Key characteristics:

- Whole-transcriptome profiling
- Multiple cells per spot
- Supports FFPE and fresh frozen samples
- Strong for tissue-level discovery and regional differences

## 3.2 Output Files from Space Ranger

```
filtered_feature_bc_matrix/
spatial/
analysis/
```

Files used for analysis:

- `matrix.mtx.gz`
- `features.tsv.gz`
- `barcodes.tsv.gz`
- `tissue_positions_list.csv`
- high-resolution H&E image

## 3.3 Visium Analysis Workflow in R

### Step 1. Load data

```
library(Seurat)

obj <- Load10X_Spatial(data.dir = "path/to/visium_folder")
```

### Step 2. QC

```
obj[["percent.mt"]] <- PercentageFeatureSet(obj, pattern = "^MT-")

obj <- subset(
    obj,
    subset = nCount_Spatial > 500 &
             nFeature_Spatial > 200 &
             percent.mt < 25
)
```

### Step 3. Normalization and clustering

```
obj <- SCTransform(obj, assay = "Spatial", verbose = FALSE)
obj <- RunPCA(obj)
obj <- FindNeighbors(obj, dims = 1:20)
obj <- FindClusters(obj)
obj <- RunUMAP(obj, dims = 1:20)

SpatialDimPlot(obj, label = TRUE)
```

### Step 4. Differential expression

```
markers <- FindAllMarkers(obj)
```

### Step 5. Spatially variable features

```
svg <- FindSpatiallyVariableFeatures(obj, assay = "SCT")
```

### Step 6. Cell type deconvolution (example: SPOTlight)

```
library(SPOTlight)

# sc is a Seurat object with scRNA-seq reference
res <- spotlight_deconvolution(se_sc = sc, st_obj = obj)
```

### Step 7. Pathway enrichment

```
library(clusterProfiler)
library(org.Hs.eg.db)

genes <- markers$gene[markers$cluster == "0"]

enrich <- enrichGO(
    gene = genes,
    OrgDb = org.Hs.eg.db,
    keyType = "SYMBOL"
)
```

# 4. NanoString GeoMx DSP

## 4.1 What GeoMx DSP Is

GeoMx DSP is an ROI-based spatial profiling technology used widely in translational and pathology settings.
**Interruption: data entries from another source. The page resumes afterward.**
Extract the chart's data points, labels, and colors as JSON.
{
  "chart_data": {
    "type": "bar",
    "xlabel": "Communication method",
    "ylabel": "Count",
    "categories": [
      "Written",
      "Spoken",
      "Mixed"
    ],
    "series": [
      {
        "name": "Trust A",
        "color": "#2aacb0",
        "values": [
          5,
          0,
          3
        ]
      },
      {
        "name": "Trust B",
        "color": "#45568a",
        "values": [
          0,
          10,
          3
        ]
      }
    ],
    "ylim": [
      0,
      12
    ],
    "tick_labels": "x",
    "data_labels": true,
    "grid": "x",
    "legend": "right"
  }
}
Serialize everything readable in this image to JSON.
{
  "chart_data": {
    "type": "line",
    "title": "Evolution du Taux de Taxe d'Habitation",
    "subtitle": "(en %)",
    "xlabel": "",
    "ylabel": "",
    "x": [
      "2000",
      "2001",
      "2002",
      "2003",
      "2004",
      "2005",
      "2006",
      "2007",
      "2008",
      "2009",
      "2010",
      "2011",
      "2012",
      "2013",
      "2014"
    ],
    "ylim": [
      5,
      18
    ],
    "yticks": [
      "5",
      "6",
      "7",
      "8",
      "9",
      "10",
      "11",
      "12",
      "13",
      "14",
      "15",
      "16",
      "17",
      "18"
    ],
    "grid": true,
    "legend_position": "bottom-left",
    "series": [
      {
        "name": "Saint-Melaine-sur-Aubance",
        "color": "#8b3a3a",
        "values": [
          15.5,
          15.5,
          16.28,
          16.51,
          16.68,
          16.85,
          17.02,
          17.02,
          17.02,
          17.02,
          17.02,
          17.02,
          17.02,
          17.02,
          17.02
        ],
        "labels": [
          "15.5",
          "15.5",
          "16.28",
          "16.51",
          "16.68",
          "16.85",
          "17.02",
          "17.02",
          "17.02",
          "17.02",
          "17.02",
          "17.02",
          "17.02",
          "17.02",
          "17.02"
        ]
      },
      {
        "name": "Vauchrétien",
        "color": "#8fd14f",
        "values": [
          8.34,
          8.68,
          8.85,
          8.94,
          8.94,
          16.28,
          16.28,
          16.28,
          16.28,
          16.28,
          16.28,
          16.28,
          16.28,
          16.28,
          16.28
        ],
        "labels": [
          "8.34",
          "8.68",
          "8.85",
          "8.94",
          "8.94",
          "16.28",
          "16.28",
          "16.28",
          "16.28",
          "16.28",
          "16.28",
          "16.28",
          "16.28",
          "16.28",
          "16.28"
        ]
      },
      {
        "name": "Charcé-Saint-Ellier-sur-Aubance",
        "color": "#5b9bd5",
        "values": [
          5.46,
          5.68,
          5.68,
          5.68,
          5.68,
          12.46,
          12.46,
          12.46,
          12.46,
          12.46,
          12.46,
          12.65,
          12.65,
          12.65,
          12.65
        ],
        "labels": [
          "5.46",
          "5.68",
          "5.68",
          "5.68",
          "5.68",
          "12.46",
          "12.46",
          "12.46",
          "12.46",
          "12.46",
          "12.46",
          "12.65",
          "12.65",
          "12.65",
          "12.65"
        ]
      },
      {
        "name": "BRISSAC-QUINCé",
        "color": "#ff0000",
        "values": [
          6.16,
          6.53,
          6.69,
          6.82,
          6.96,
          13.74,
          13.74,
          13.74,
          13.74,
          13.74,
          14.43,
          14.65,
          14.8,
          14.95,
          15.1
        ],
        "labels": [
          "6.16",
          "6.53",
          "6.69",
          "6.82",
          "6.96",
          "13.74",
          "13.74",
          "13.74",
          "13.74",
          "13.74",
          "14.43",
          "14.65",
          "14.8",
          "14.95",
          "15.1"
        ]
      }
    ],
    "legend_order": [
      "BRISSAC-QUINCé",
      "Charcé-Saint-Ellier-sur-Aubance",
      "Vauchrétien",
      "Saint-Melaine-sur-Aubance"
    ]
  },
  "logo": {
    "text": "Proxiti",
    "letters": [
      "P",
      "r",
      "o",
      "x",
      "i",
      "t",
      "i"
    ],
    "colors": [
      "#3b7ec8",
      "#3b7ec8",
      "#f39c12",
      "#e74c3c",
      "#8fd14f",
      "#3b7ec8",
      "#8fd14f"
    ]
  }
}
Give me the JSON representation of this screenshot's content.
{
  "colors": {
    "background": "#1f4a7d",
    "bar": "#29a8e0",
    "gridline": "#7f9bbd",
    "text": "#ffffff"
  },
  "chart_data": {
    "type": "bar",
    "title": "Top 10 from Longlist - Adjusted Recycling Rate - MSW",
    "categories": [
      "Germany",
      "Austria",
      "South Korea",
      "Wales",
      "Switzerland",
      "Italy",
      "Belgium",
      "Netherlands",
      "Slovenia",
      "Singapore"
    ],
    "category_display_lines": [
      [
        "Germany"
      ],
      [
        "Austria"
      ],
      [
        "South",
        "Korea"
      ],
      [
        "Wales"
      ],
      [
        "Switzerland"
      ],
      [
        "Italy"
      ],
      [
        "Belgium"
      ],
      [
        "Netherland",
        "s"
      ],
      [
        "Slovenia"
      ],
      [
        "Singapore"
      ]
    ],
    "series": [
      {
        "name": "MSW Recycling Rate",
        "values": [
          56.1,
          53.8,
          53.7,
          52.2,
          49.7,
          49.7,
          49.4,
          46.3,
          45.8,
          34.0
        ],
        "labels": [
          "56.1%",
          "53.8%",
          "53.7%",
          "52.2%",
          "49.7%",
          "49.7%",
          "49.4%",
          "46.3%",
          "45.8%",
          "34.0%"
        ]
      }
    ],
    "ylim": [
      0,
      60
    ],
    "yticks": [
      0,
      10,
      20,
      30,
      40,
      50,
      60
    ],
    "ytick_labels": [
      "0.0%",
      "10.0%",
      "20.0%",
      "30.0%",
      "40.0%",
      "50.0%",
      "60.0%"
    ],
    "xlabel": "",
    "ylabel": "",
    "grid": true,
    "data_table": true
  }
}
ROIs are defined using immunofluorescence, and gene expression is collected via UV cleavage of barcoded probes.

Key characteristics:

- ROI-level profiling, not single-cell
- Works well with FFPE
- Supports whole transcriptome and targeted panels
- Ideal for comparisons between regions, tumor microenvironment, inflamed vs non-inflamed areas

## 4.2 Typical GeoMx Files

```
exprMat.txt
metadata.txt
panel_annotation.txt
QC_stats/
image_tiles/
```

## 4.3 GeoMx Analysis Workflow in R

### Step 1. Load data

```
library(GeoMxTools)

obj <- readNanoStringGeoMxSet(
    dccFiles = "path/to/dcc/",
    pkcFiles = "path/to/pkc/",
    phenoDataFile = "metadata.txt",
    exprsFile = "exprMat.txt"
)
```

### Step 2. QC

```
obj <- shiftCountsOne(obj)
obj <- setSegmentQCFlags(obj)
obj <- setGeneQCFlags(obj)

obj <- obj[, obj$SegmentQC == "PASS"]
```

### Step 3. Normalization

```
obj <- normalize(obj, norm_method = "quant")
```

### Step 4. PCA

```
obj <- runPCA(obj)
plotPCA(obj)
```

### Step 5. Differential expression via limma

```
library(limma)

design <- model.matrix(~ group, data = pData(obj))
fit <- lmFit(exprs(obj), design)
fit <- eBayes(fit)

topTable(fit, coef = 2)
```

### Step 6. Pathway analysis

```
library(clusterProfiler)
genes <- rownames(topTable(fit, coef = 2, number = Inf, p.value = 0.05))

enrichGO(
    gene = genes,
    OrgDb = org.Hs.eg.db,
    keyType = "SYMBOL"
)
```

# 5. Summary of Recommended Tools

| Platform  | Resolution              | Primary Tools (R)                  | Typical Analyses                                          |
| --------- | ----------------------- | ---------------------------------- | --------------------------------------------------------- |
| MERFISH   | Single-cell/subcellular | Seurat, ggplot2, FNN               | Cell classification, spatial visualization, neighborhoods |
| Visium    | Spot-level              | Seurat, SPOTlight, clusterProfiler | Clustering, deconvolution, spatially variable genes       |
| GeoMx DSP | ROI-level               | GeoMxTools, limma, clusterProfiler | Region comparisons, FFPE profiling, pathway analysis      |

# 6. Notes

- All provided code is compatible with SLURM workloads on the Tufts HPC.
- Use the latest Open OnDemand RStudio session for interactive development.
- We recommend using Seurat v5 for spatial transcriptomics pipelines.
- For MERFISH or Visium analyses, request 16–32 CPUs as a start. Always pair with sufficient memory (--mem=64G or more).
- Data import and QC can be time-consuming. Save your Seurat (or other) object to an .rds file and continue from the saved object to avoid re-running preprocessing.